An investigation by the Korea Fair Trade Commission (KFTC) has found that some of GTT’s commercial practices related to LNG carrier construction broke competition regulations over the past four years.

The agency has fined the French membrane-type containment system designer €9.5m ($11.3m).

The commission has asked that GTT allow South Korean shipyards which request it to perform all or part of the technical assistance services that are currently included in GTT’s technology licence.

It slapped an administrative expenses fine on the company.

“GTT wishes to emphasise that the licence of the technology and the technical assistance constitute an inseparable offering, which guarantees the integrity of its technologies, and that any separation could be detrimental to the entire LNG carrier industry,” GTT said.

It said it challenges the rationale of this decision and intends to appeal against it, with a request for suspension of the decision, before the Seoul High Court.

Paris-listed GTT said it does not expect a significant financial or industrial impact in the short or medium term.

Depending on the conclusions of the appeal procedure, it said it will reassess the consequences on its activities.

GTT chairman and chief executive Philippe Berterottiere said: “We are convinced that our commercial practices comply with the Korean competition rules and that the structuring of our offer, which has contributed for decades to the safe development of LNG maritime transport, makes it possible to provide our shipyard partners with ever more innovative, safe and efficient technologies, for the benefit of the entire industry.”

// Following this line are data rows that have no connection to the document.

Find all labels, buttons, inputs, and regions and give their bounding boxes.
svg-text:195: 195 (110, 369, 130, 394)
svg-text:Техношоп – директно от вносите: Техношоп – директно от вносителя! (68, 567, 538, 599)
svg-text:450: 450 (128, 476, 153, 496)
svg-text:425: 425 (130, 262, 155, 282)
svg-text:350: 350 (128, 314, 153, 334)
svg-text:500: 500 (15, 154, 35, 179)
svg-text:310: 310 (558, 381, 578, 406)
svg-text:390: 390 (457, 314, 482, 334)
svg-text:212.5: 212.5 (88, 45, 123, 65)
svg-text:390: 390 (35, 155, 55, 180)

The long-running KFTC inquiry came to court in October in South Korea, with GTT sending lawyers and officials to the hearing.

The investigation has been running since 2016 but the friction between the country’s shipbuilders and GTT, which has dominated the LNG cargo containment sector with its membrane technology, has been boiling away for closer to 15 years.

Yards build GTT's membrane-type containment systems under licence agreements, with a charge made per newbuilding. But shipbuilders want to take on the technical assistance for the construction and installation of its systems — work that GTT currently carries out.

South Korean yards are also pushing forward with their own rival LNG cargo containment systems and bunker tanks for LNG-fuelled vessels.